Uşaklıgil’in İzmir’deyken yazdığı Nemide, Bir Ölünün Defteri, Ferdi ve Şürekâsı gibi ilk yapıtları karşılıksız sevgiyi konu alan, acıklı ve duygusal kısa romanlardır. İstanbul’a geldikten sonra Servet-i Fünun dergisinde yayımladığı Mai ve Siyah (1895) ile acemilik dönemini geride bıraktığı görülür. Daha önceki yapıtlarında ön planda bulunan acıklı aşk serüveni, burada ikinci plana atılmıştır. Şairler, gazeteciler, yayınevi sahipleri ve yazarlar arasında geçen olayları ele aldığı bu romanda, hem o dönemin Bab-ı Ali dünyasını hem de bu dünyanın gerçekleri karşısında yaşama yenik düşen Ahmet Cemil’in hayalci kişiliğinde bütün bir Edebiyat-ı Cedide kuşağının bakış açısını yansıtmıştır.
1898-1900 arasında yazdığı Aşk-ı Memnu (1900) ise ilk büyük Türk romanı kabul edilir.
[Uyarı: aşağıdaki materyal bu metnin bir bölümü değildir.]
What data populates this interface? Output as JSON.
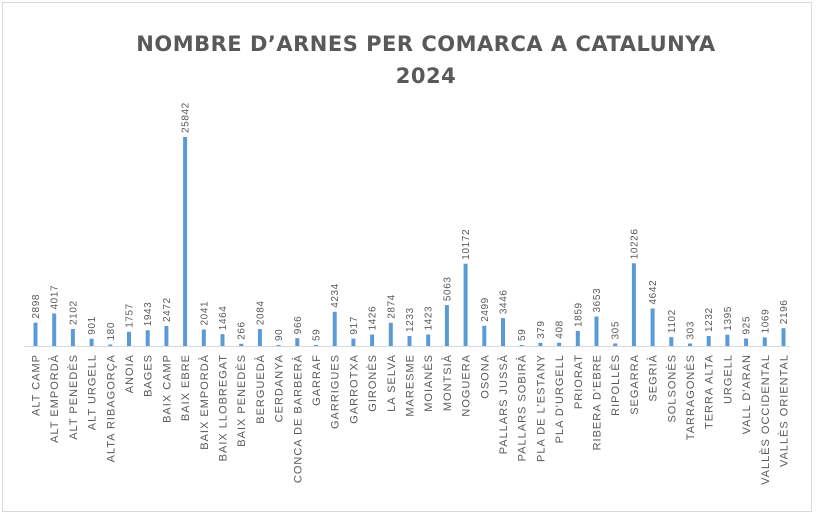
{
  "chart_data": {
    "type": "bar",
    "title_line1": "NOMBRE D’ARNES PER COMARCA A CATALUNYA",
    "title_line2": "2024",
    "xlabel": "",
    "ylabel": "",
    "ylim": [
      0,
      27000
    ],
    "grid": false,
    "legend": "none",
    "bar_color": "#5b9bd5",
    "categories": [
      "ALT CAMP",
      "ALT EMPORDÀ",
      "ALT PENEDÈS",
      "ALT URGELL",
      "ALTA RIBAGORÇA",
      "ANOIA",
      "BAGES",
      "BAIX CAMP",
      "BAIX EBRE",
      "BAIX EMPORDÀ",
      "BAIX LLOBREGAT",
      "BAIX PENEDÈS",
      "BERGUEDÀ",
      "CERDANYA",
      "CONCA DE BARBERÀ",
      "GARRAF",
      "GARRIGUES",
      "GARROTXA",
      "GIRONÈS",
      "LA SELVA",
      "MARESME",
      "MOIANÈS",
      "MONTSIÀ",
      "NOGUERA",
      "OSONA",
      "PALLARS JUSSÀ",
      "PALLARS SOBIRÀ",
      "PLA DE L'ESTANY",
      "PLA D'URGELL",
      "PRIORAT",
      "RIBERA D'EBRE",
      "RIPOLLÈS",
      "SEGARRA",
      "SEGRIÀ",
      "SOLSONÈS",
      "TARRAGONÈS",
      "TERRA ALTA",
      "URGELL",
      "VALL D'ARAN",
      "VALLÈS OCCIDENTAL",
      "VALLÈS ORIENTAL"
    ],
    "values": [
      2898,
      4017,
      2102,
      901,
      180,
      1757,
      1943,
      2472,
      25842,
      2041,
      1464,
      266,
      2084,
      90,
      966,
      59,
      4234,
      917,
      1426,
      2874,
      1233,
      1423,
      5063,
      10172,
      2499,
      3446,
      59,
      379,
      408,
      1859,
      3653,
      305,
      10226,
      4642,
      1102,
      303,
      1232,
      1395,
      925,
      1069,
      2196
    ]
  }
}
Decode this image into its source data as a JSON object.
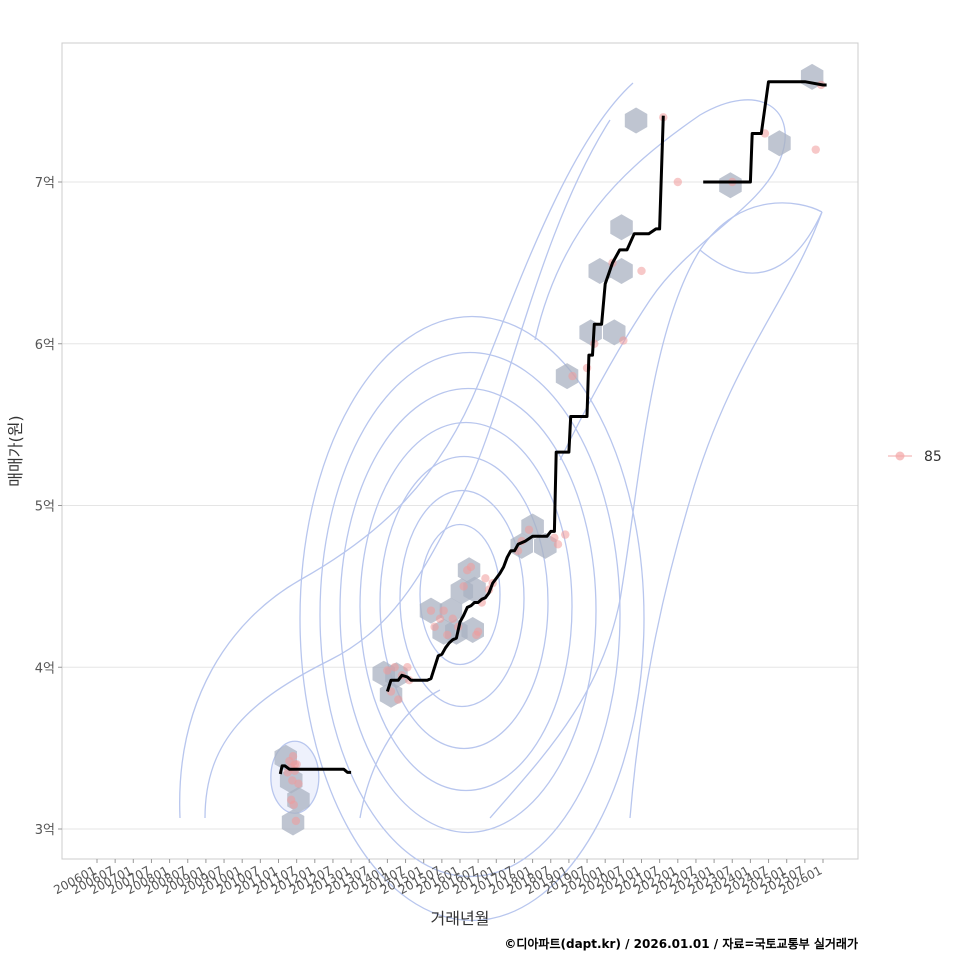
{
  "chart_data": {
    "type": "scatter",
    "title": "",
    "xlabel": "거래년월",
    "ylabel": "매매가(원)",
    "caption": "©디아파트(dapt.kr) / 2026.01.01 / 자료=국토교통부 실거래가",
    "x_domain": [
      2006.0,
      2026.0
    ],
    "ylim": [
      2.8,
      7.85
    ],
    "y_ticks": [
      {
        "value": 3,
        "label": "3억"
      },
      {
        "value": 4,
        "label": "4억"
      },
      {
        "value": 5,
        "label": "5억"
      },
      {
        "value": 6,
        "label": "6억"
      },
      {
        "value": 7,
        "label": "7억"
      }
    ],
    "x_tick_labels": [
      "200601",
      "200607",
      "200701",
      "200707",
      "200801",
      "200807",
      "200901",
      "200907",
      "201001",
      "201007",
      "201101",
      "201107",
      "201201",
      "201207",
      "201301",
      "201307",
      "201401",
      "201407",
      "201501",
      "201507",
      "201601",
      "201607",
      "201701",
      "201707",
      "201801",
      "201807",
      "201901",
      "201907",
      "202001",
      "202007",
      "202101",
      "202107",
      "202201",
      "202207",
      "202301",
      "202307",
      "202401",
      "202407",
      "202501",
      "202507",
      "202601"
    ],
    "legend": {
      "position": "right",
      "entries": [
        {
          "label": "85",
          "color": "#f4a6a6"
        }
      ]
    },
    "colors": {
      "points": "#f09a9a",
      "hex": "#a9b2c1",
      "contour": "#b8c6ee",
      "line": "#000000",
      "grid": "#e5e5e5",
      "panel_border": "#cccccc"
    },
    "series": [
      {
        "name": "85",
        "kind": "points",
        "x": [
          2011.25,
          2011.35,
          2011.45,
          2011.3,
          2011.4,
          2011.5,
          2011.35,
          2011.42,
          2011.55,
          2011.48,
          2011.38,
          2011.45,
          2014.0,
          2014.1,
          2014.2,
          2014.3,
          2014.4,
          2014.55,
          2014.6,
          2015.2,
          2015.3,
          2015.45,
          2015.55,
          2015.65,
          2015.8,
          2015.95,
          2016.1,
          2016.2,
          2016.3,
          2016.45,
          2016.5,
          2016.6,
          2016.7,
          2016.8,
          2016.9,
          2017.6,
          2017.7,
          2017.9,
          2018.6,
          2018.7,
          2018.9,
          2019.1,
          2019.5,
          2019.7,
          2020.2,
          2020.5,
          2021.0,
          2021.6,
          2022.0,
          2023.5,
          2024.4,
          2025.8,
          2025.95
        ],
        "y": [
          3.35,
          3.38,
          3.4,
          3.42,
          3.45,
          3.4,
          3.18,
          3.15,
          3.28,
          3.05,
          3.3,
          3.36,
          3.98,
          3.85,
          4.0,
          3.8,
          3.95,
          4.0,
          3.92,
          4.35,
          4.25,
          4.3,
          4.35,
          4.2,
          4.3,
          4.25,
          4.5,
          4.6,
          4.62,
          4.2,
          4.22,
          4.4,
          4.55,
          4.48,
          4.52,
          4.72,
          4.78,
          4.85,
          4.8,
          4.76,
          4.82,
          5.8,
          5.85,
          6.0,
          6.5,
          6.02,
          6.45,
          7.4,
          7.0,
          7.0,
          7.3,
          7.2,
          7.6
        ]
      },
      {
        "name": "moving-median",
        "kind": "line",
        "segments": [
          {
            "x": [
              2011.05,
              2011.1,
              2011.18,
              2011.3,
              2011.5,
              2011.7,
              2012.0,
              2012.3,
              2012.6,
              2012.8,
              2012.9,
              2013.0
            ],
            "y": [
              3.34,
              3.39,
              3.39,
              3.37,
              3.37,
              3.37,
              3.37,
              3.37,
              3.37,
              3.37,
              3.35,
              3.35
            ]
          },
          {
            "x": [
              2014.0,
              2014.1,
              2014.3,
              2014.4,
              2014.55,
              2014.65,
              2014.8,
              2015.0,
              2015.1,
              2015.2,
              2015.4,
              2015.5,
              2015.6,
              2015.7,
              2015.8,
              2015.9,
              2016.0,
              2016.1,
              2016.2,
              2016.3,
              2016.4,
              2016.5,
              2016.6,
              2016.7,
              2016.8,
              2016.9,
              2017.0,
              2017.1,
              2017.2,
              2017.3,
              2017.4,
              2017.5,
              2017.6,
              2017.8,
              2018.0,
              2018.2,
              2018.4,
              2018.5,
              2018.6,
              2018.65,
              2018.8,
              2019.0,
              2019.05,
              2019.3,
              2019.4,
              2019.5,
              2019.55,
              2019.65,
              2019.7,
              2019.9,
              2020.0,
              2020.2,
              2020.4,
              2020.6,
              2020.8,
              2021.0,
              2021.2,
              2021.4,
              2021.5,
              2021.6
            ],
            "y": [
              3.85,
              3.92,
              3.92,
              3.95,
              3.94,
              3.92,
              3.92,
              3.92,
              3.92,
              3.93,
              4.07,
              4.08,
              4.12,
              4.15,
              4.17,
              4.18,
              4.28,
              4.32,
              4.37,
              4.38,
              4.4,
              4.4,
              4.42,
              4.43,
              4.46,
              4.52,
              4.55,
              4.58,
              4.62,
              4.68,
              4.72,
              4.72,
              4.76,
              4.78,
              4.81,
              4.81,
              4.81,
              4.84,
              4.84,
              5.33,
              5.33,
              5.33,
              5.55,
              5.55,
              5.55,
              5.55,
              5.93,
              5.93,
              6.12,
              6.12,
              6.37,
              6.5,
              6.58,
              6.58,
              6.68,
              6.68,
              6.68,
              6.71,
              6.71,
              7.41
            ]
          },
          {
            "x": [
              2022.7,
              2023.0,
              2023.5,
              2024.0,
              2024.05,
              2024.3,
              2024.5,
              2024.55,
              2025.0,
              2025.5,
              2026.0,
              2026.1
            ],
            "y": [
              7.0,
              7.0,
              7.0,
              7.0,
              7.3,
              7.3,
              7.62,
              7.62,
              7.62,
              7.62,
              7.6,
              7.6
            ]
          }
        ]
      }
    ],
    "hexbins": [
      {
        "x": 2011.2,
        "y": 3.44
      },
      {
        "x": 2011.35,
        "y": 3.3
      },
      {
        "x": 2011.55,
        "y": 3.18
      },
      {
        "x": 2011.4,
        "y": 3.04
      },
      {
        "x": 2013.9,
        "y": 3.96
      },
      {
        "x": 2014.25,
        "y": 3.95
      },
      {
        "x": 2014.1,
        "y": 3.83
      },
      {
        "x": 2015.2,
        "y": 4.35
      },
      {
        "x": 2015.55,
        "y": 4.22
      },
      {
        "x": 2015.9,
        "y": 4.22
      },
      {
        "x": 2016.35,
        "y": 4.23
      },
      {
        "x": 2015.75,
        "y": 4.35
      },
      {
        "x": 2016.05,
        "y": 4.47
      },
      {
        "x": 2016.4,
        "y": 4.48
      },
      {
        "x": 2016.25,
        "y": 4.6
      },
      {
        "x": 2017.7,
        "y": 4.75
      },
      {
        "x": 2018.0,
        "y": 4.87
      },
      {
        "x": 2018.35,
        "y": 4.75
      },
      {
        "x": 2018.95,
        "y": 5.8
      },
      {
        "x": 2019.6,
        "y": 6.07
      },
      {
        "x": 2020.25,
        "y": 6.07
      },
      {
        "x": 2019.85,
        "y": 6.45
      },
      {
        "x": 2020.45,
        "y": 6.45
      },
      {
        "x": 2020.45,
        "y": 6.72
      },
      {
        "x": 2020.85,
        "y": 7.38
      },
      {
        "x": 2023.45,
        "y": 6.98
      },
      {
        "x": 2024.8,
        "y": 7.24
      },
      {
        "x": 2025.7,
        "y": 7.65
      }
    ]
  }
}
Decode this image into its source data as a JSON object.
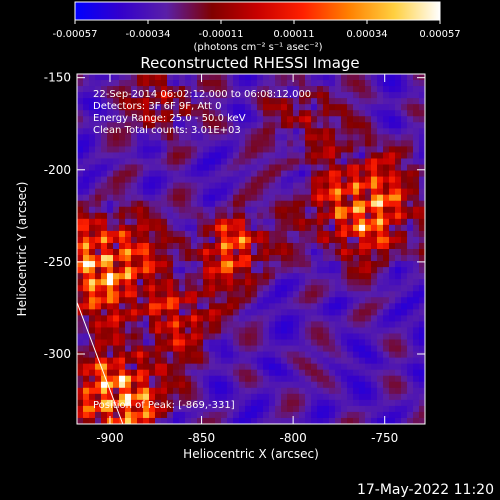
{
  "chart_data": {
    "type": "heatmap",
    "title": "Reconstructed RHESSI Image",
    "xlabel": "Heliocentric X (arcsec)",
    "ylabel": "Heliocentric Y (arcsec)",
    "xlim": [
      -918,
      -728
    ],
    "ylim": [
      -338,
      -148
    ],
    "x_ticks": [
      -900,
      -850,
      -800,
      -750
    ],
    "y_ticks": [
      -150,
      -200,
      -250,
      -300
    ],
    "colorbar": {
      "label": "(photons cm⁻² s⁻¹ asec⁻²)",
      "range": [
        -0.00057,
        0.00057
      ],
      "ticks": [
        "-0.00057",
        "-0.00034",
        "-0.00011",
        "0.00011",
        "0.00034",
        "0.00057"
      ],
      "stops": [
        "#0000ff",
        "#3300cc",
        "#5a1fa8",
        "#800000",
        "#c80000",
        "#ff2000",
        "#ff8000",
        "#ffd040",
        "#ffffff"
      ]
    },
    "annotations": [
      "22-Sep-2014 06:02:12.000 to 06:08:12.000",
      "Detectors: 3F 6F 9F, Att 0",
      "Energy Range: 25.0 - 50.0 keV",
      "Clean     Total counts: 3.01E+03"
    ],
    "position_label": "Position of Peak: [-869,-331]",
    "peak": {
      "x": -869,
      "y": -331
    },
    "limb_line": [
      [
        -918,
        -272
      ],
      [
        -893,
        -338
      ]
    ],
    "grid": false
  },
  "footer_timestamp": "17-May-2022 11:20"
}
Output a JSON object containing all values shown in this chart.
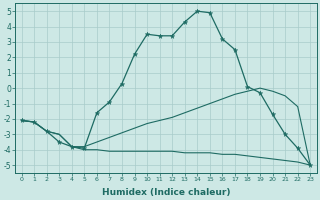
{
  "xlabel": "Humidex (Indice chaleur)",
  "xlim": [
    -0.5,
    23.5
  ],
  "ylim": [
    -5.5,
    5.5
  ],
  "xticks": [
    0,
    1,
    2,
    3,
    4,
    5,
    6,
    7,
    8,
    9,
    10,
    11,
    12,
    13,
    14,
    15,
    16,
    17,
    18,
    19,
    20,
    21,
    22,
    23
  ],
  "yticks": [
    -5,
    -4,
    -3,
    -2,
    -1,
    0,
    1,
    2,
    3,
    4,
    5
  ],
  "background_color": "#cde8e5",
  "grid_color": "#a8ccca",
  "line_color": "#1e6b63",
  "line1_x": [
    0,
    1,
    2,
    3,
    4,
    5,
    6,
    7,
    8,
    9,
    10,
    11,
    12,
    13,
    14,
    15,
    16,
    17,
    18,
    19,
    20,
    21,
    22,
    23
  ],
  "line1_y": [
    -2.1,
    -2.2,
    -2.8,
    -3.5,
    -3.8,
    -3.9,
    -1.6,
    -0.9,
    0.3,
    2.2,
    3.5,
    3.4,
    3.4,
    4.3,
    5.0,
    4.9,
    3.2,
    2.5,
    0.1,
    -0.3,
    -1.7,
    -3.0,
    -3.9,
    -5.0
  ],
  "line2_x": [
    0,
    1,
    2,
    3,
    4,
    5,
    6,
    7,
    8,
    9,
    10,
    11,
    12,
    13,
    14,
    15,
    16,
    17,
    18,
    19,
    20,
    21,
    22,
    23
  ],
  "line2_y": [
    -2.1,
    -2.2,
    -2.8,
    -3.0,
    -3.8,
    -4.0,
    -4.0,
    -4.1,
    -4.1,
    -4.1,
    -4.1,
    -4.1,
    -4.1,
    -4.2,
    -4.2,
    -4.2,
    -4.3,
    -4.3,
    -4.4,
    -4.5,
    -4.6,
    -4.7,
    -4.8,
    -5.0
  ],
  "line3_x": [
    0,
    1,
    2,
    3,
    4,
    5,
    6,
    7,
    8,
    9,
    10,
    11,
    12,
    13,
    14,
    15,
    16,
    17,
    18,
    19,
    20,
    21,
    22,
    23
  ],
  "line3_y": [
    -2.1,
    -2.2,
    -2.8,
    -3.0,
    -3.8,
    -3.8,
    -3.5,
    -3.2,
    -2.9,
    -2.6,
    -2.3,
    -2.1,
    -1.9,
    -1.6,
    -1.3,
    -1.0,
    -0.7,
    -0.4,
    -0.2,
    0.0,
    -0.2,
    -0.5,
    -1.2,
    -5.0
  ]
}
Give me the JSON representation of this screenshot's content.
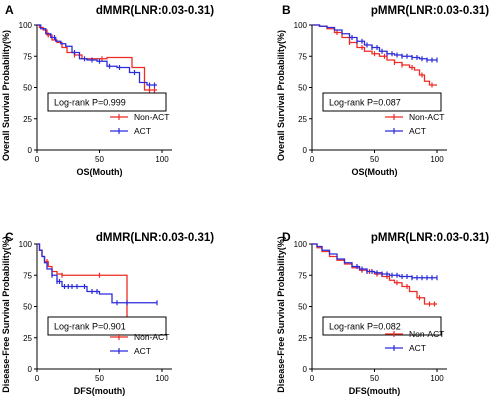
{
  "colors": {
    "non_act": "#ee2a24",
    "act": "#2b2bd9"
  },
  "chart_data": [
    {
      "type": "line",
      "letter": "A",
      "title": "dMMR(LNR:0.03-0.31)",
      "xlabel": "OS(Mouth)",
      "ylabel": "Overall Survival Probability(%)",
      "xlim": [
        0,
        100
      ],
      "ylim": [
        0,
        100
      ],
      "xticks": [
        "0",
        "50",
        "100"
      ],
      "yticks": [
        "0",
        "25",
        "50",
        "75",
        "100"
      ],
      "pvalue_text": "Log-rank P=0.999",
      "legend": [
        "Non-ACT",
        "ACT"
      ],
      "series": [
        {
          "name": "Non-ACT",
          "color_key": "non_act",
          "x": [
            0,
            2,
            5,
            8,
            12,
            16,
            20,
            24,
            30,
            36,
            44,
            56,
            70,
            76,
            86,
            96
          ],
          "y": [
            100,
            98,
            96,
            92,
            88,
            86,
            82,
            78,
            76,
            73,
            73,
            74,
            74,
            66,
            48,
            48
          ],
          "censor_x": [
            9,
            30,
            52,
            90,
            94
          ]
        },
        {
          "name": "ACT",
          "color_key": "act",
          "x": [
            0,
            3,
            7,
            11,
            15,
            19,
            23,
            28,
            34,
            40,
            48,
            56,
            64,
            74,
            82,
            88,
            96
          ],
          "y": [
            100,
            97,
            93,
            90,
            87,
            85,
            83,
            78,
            73,
            72,
            71,
            67,
            66,
            62,
            54,
            52,
            52
          ],
          "censor_x": [
            14,
            30,
            38,
            44,
            50,
            58,
            66,
            78,
            90,
            94
          ]
        }
      ]
    },
    {
      "type": "line",
      "letter": "B",
      "title": "pMMR(LNR:0.03-0.31)",
      "xlabel": "OS(Mouth)",
      "ylabel": "Overall Survival Probability(%)",
      "xlim": [
        0,
        100
      ],
      "ylim": [
        0,
        100
      ],
      "xticks": [
        "0",
        "50",
        "100"
      ],
      "yticks": [
        "0",
        "25",
        "50",
        "75",
        "100"
      ],
      "pvalue_text": "Log-rank P=0.087",
      "legend": [
        "Non-ACT",
        "ACT"
      ],
      "series": [
        {
          "name": "Non-ACT",
          "color_key": "non_act",
          "x": [
            0,
            6,
            12,
            18,
            24,
            30,
            36,
            42,
            48,
            54,
            60,
            66,
            72,
            78,
            82,
            86,
            90,
            94,
            100
          ],
          "y": [
            100,
            99,
            97,
            94,
            90,
            86,
            82,
            79,
            77,
            75,
            72,
            70,
            68,
            66,
            64,
            60,
            55,
            52,
            52
          ],
          "censor_x": [
            20,
            30,
            40,
            50,
            58,
            66,
            72,
            80,
            88,
            96
          ]
        },
        {
          "name": "ACT",
          "color_key": "act",
          "x": [
            0,
            6,
            12,
            18,
            24,
            30,
            36,
            42,
            48,
            54,
            60,
            66,
            72,
            80,
            86,
            92,
            100
          ],
          "y": [
            100,
            99,
            98,
            96,
            93,
            90,
            87,
            84,
            82,
            79,
            77,
            76,
            75,
            74,
            73,
            72,
            72
          ],
          "censor_x": [
            32,
            36,
            40,
            44,
            48,
            52,
            56,
            60,
            64,
            68,
            72,
            76,
            80,
            84,
            88,
            92,
            96,
            100
          ]
        }
      ]
    },
    {
      "type": "line",
      "letter": "C",
      "title": "dMMR(LNR:0.03-0.31)",
      "xlabel": "DFS(mouth)",
      "ylabel": "Disease-Free Survival Probability(%)",
      "xlim": [
        0,
        100
      ],
      "ylim": [
        0,
        100
      ],
      "xticks": [
        "0",
        "50",
        "100"
      ],
      "yticks": [
        "0",
        "25",
        "50",
        "75",
        "100"
      ],
      "pvalue_text": "Log-rank P=0.901",
      "legend": [
        "Non-ACT",
        "ACT"
      ],
      "series": [
        {
          "name": "Non-ACT",
          "color_key": "non_act",
          "x": [
            0,
            2,
            4,
            6,
            9,
            12,
            16,
            20,
            70,
            72,
            80
          ],
          "y": [
            100,
            95,
            90,
            86,
            82,
            78,
            76,
            75,
            75,
            37,
            37
          ],
          "censor_x": [
            8,
            20,
            50,
            78
          ]
        },
        {
          "name": "ACT",
          "color_key": "act",
          "x": [
            0,
            2,
            4,
            6,
            8,
            12,
            16,
            20,
            30,
            40,
            50,
            60,
            96
          ],
          "y": [
            100,
            95,
            90,
            85,
            80,
            75,
            70,
            66,
            66,
            62,
            60,
            53,
            53
          ],
          "censor_x": [
            12,
            16,
            18,
            22,
            25,
            28,
            32,
            38,
            44,
            48,
            64,
            72,
            96
          ]
        }
      ]
    },
    {
      "type": "line",
      "letter": "D",
      "title": "pMMR(LNR:0.03-0.31)",
      "xlabel": "DFS(mouth)",
      "ylabel": "Disease-Free Survival Probability(%)",
      "xlim": [
        0,
        100
      ],
      "ylim": [
        0,
        100
      ],
      "xticks": [
        "0",
        "50",
        "100"
      ],
      "yticks": [
        "0",
        "25",
        "50",
        "75",
        "100"
      ],
      "pvalue_text": "Log-rank P=0.082",
      "legend": [
        "Non-ACT",
        "ACT"
      ],
      "series": [
        {
          "name": "Non-ACT",
          "color_key": "non_act",
          "x": [
            0,
            4,
            8,
            14,
            20,
            26,
            32,
            38,
            44,
            50,
            56,
            62,
            66,
            72,
            78,
            84,
            90,
            100
          ],
          "y": [
            100,
            97,
            94,
            90,
            87,
            84,
            81,
            79,
            78,
            76,
            74,
            71,
            69,
            66,
            62,
            57,
            52,
            52
          ],
          "censor_x": [
            40,
            46,
            52,
            60,
            68,
            76,
            86,
            94,
            98
          ]
        },
        {
          "name": "ACT",
          "color_key": "act",
          "x": [
            0,
            4,
            8,
            14,
            20,
            26,
            32,
            38,
            44,
            50,
            56,
            62,
            70,
            80,
            90,
            100
          ],
          "y": [
            100,
            98,
            95,
            92,
            88,
            85,
            82,
            80,
            78,
            77,
            76,
            75,
            74,
            73,
            73,
            73
          ],
          "censor_x": [
            36,
            40,
            44,
            48,
            52,
            56,
            60,
            64,
            68,
            72,
            76,
            80,
            84,
            88,
            92,
            96,
            100
          ]
        }
      ]
    }
  ]
}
Sağlam bir yapısı ve tekniği olan yapıtta; zengin bir adamla evlenen genç ve güzel bir kadının yaşlıca kocasına sadık kalmak kararına karşın, elinde olmayarak yasak bir aşka sürüklenişi, olayın psikolojik nedenleri üstünde de durularak, gerçekçi bir biçimde anlatılmıştır. Roman, 1975 yılında yönetmen Halit Refiğ tarafından sinemaya uyarlanarak TRT’nin ilk yerli dizisi olarak çekildi ve büyük bir ilgiyle karşılandı. 2000’li yıllarda tekrar televizyona uyarlanan dizi, yine büyük ilgi gördü ve iki yıl boyunca ekranlarda yer aldı.
Uşaklıgil pek çok öykü de yazmış ve Batı tarzı öykü anlayışının Türkiye’de yayılmasında rol oynamıştır. Öykülerinin konusunu ve kahramanlarını daha çok halkın yoksul kesiminden almış, bu insanların acılarını dile getirmeye çalışmıştır. Romanlarında, Uşaklıgil’in ilgi alanı dardır. Kahramanlarını ve onların sorunlarını işlerken sınırlı bir yaşantı çerçevesinin dışına çıkmaz. Duyarlı genç kadın ve erkeklerin aşkta uğradıkları hayal kırıklığı, başlıca teması olmuştur. Ancak aşk konusundaki görüşünün romantiklikten gerçekçiliğe doğru bir değişim geçirdiği gözlemlenir. İlk romanlarında daha platonik ve romantik olan aşk ilişkileri son iki romanında yasak aşkla noktalanan cinsel bir tutkuya dönüşür.
Uşaklıgil, Türk romanının öncüsü sayılmıştır. Çünkü ondan önce, romanı bir sanat yapıtı kabul ederek onun kadar ciddiye alan, bir sanatçı titizliğiyle romanın yapısına ve tekniğine bu denli önem veren başka bir Türk yazar bulmak zordur.
23 Mayıs 1945’te İstabul’da vefat eden Halit Ziya Uşaklıgil’in mezarı Bakırköy’dedir.
Seçme Romanları: Nemide (1889), Bir Ölünün Defteri (1889), Ferdi ve Şürekâsı (1894), Mai ve Siyah (1897), Aşk-ı Memnu (1900), Kırık Hayatlar (1923)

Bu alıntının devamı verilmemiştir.